Because Israel is a small country, almost everyone involved in bee tech passed through the Hebrew University’s Faculty of Agriculture, and most sat in one of Shafir’s classes. They’re in regular contact, sharing information and research. “The idea that knowledge is power, that’s something we can learn from the bees,” he said. “Bees are so successful as a social species because their communication is so successful.”

In the past 18 months, Beewise has grown from 20 employees to 150. More than 100 are located in Israel, and the rest are in the headquarters in Oakland, Calif. Israel is the R&D heart of the operation, with a cheery open-space office accented in yellow and black on the kibbutz. Safra said the company made a conscious effort to recruit software and hardware developers from Israel’s Arab minority, by advertising with billboards in surrounding Arab villages.
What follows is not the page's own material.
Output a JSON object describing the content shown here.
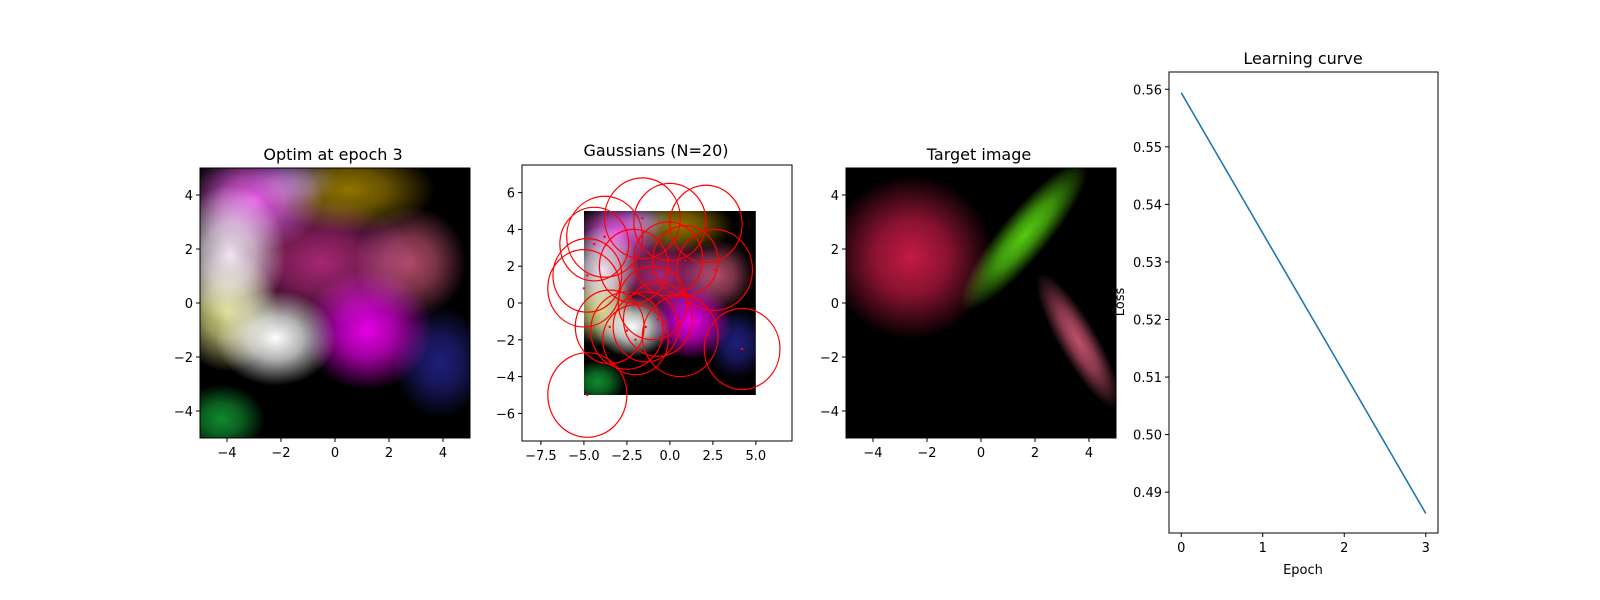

Today, about 25% of Beewise workers are Arab.

Currently, Beewise is concentrating on research and development and slowly rolling out more BeeHomes in the U.S., one of the largest agriculture markets. Safra said the company also plans to work close to home in the Middle East, but the market is much smaller. Today, Israel has about 100,000 hives across the entire country, and other countries in the region have even fewer. In comparison, a large commercial beekeeper in the U.S. has about 50,000 hives.

What keeps Safra up at night is that bee colony collapse is growing at a faster rate than any single company can address.

“Our formal goal is to save the bees, that’s why we exist,” he said. “But you need to get to a certain scale when you can really make a dent on the global population. That scale requires tens of thousands of these devices in the field, and we only have a little over a thousand. So we still have some way to go until we can really make a real impact on the planet.”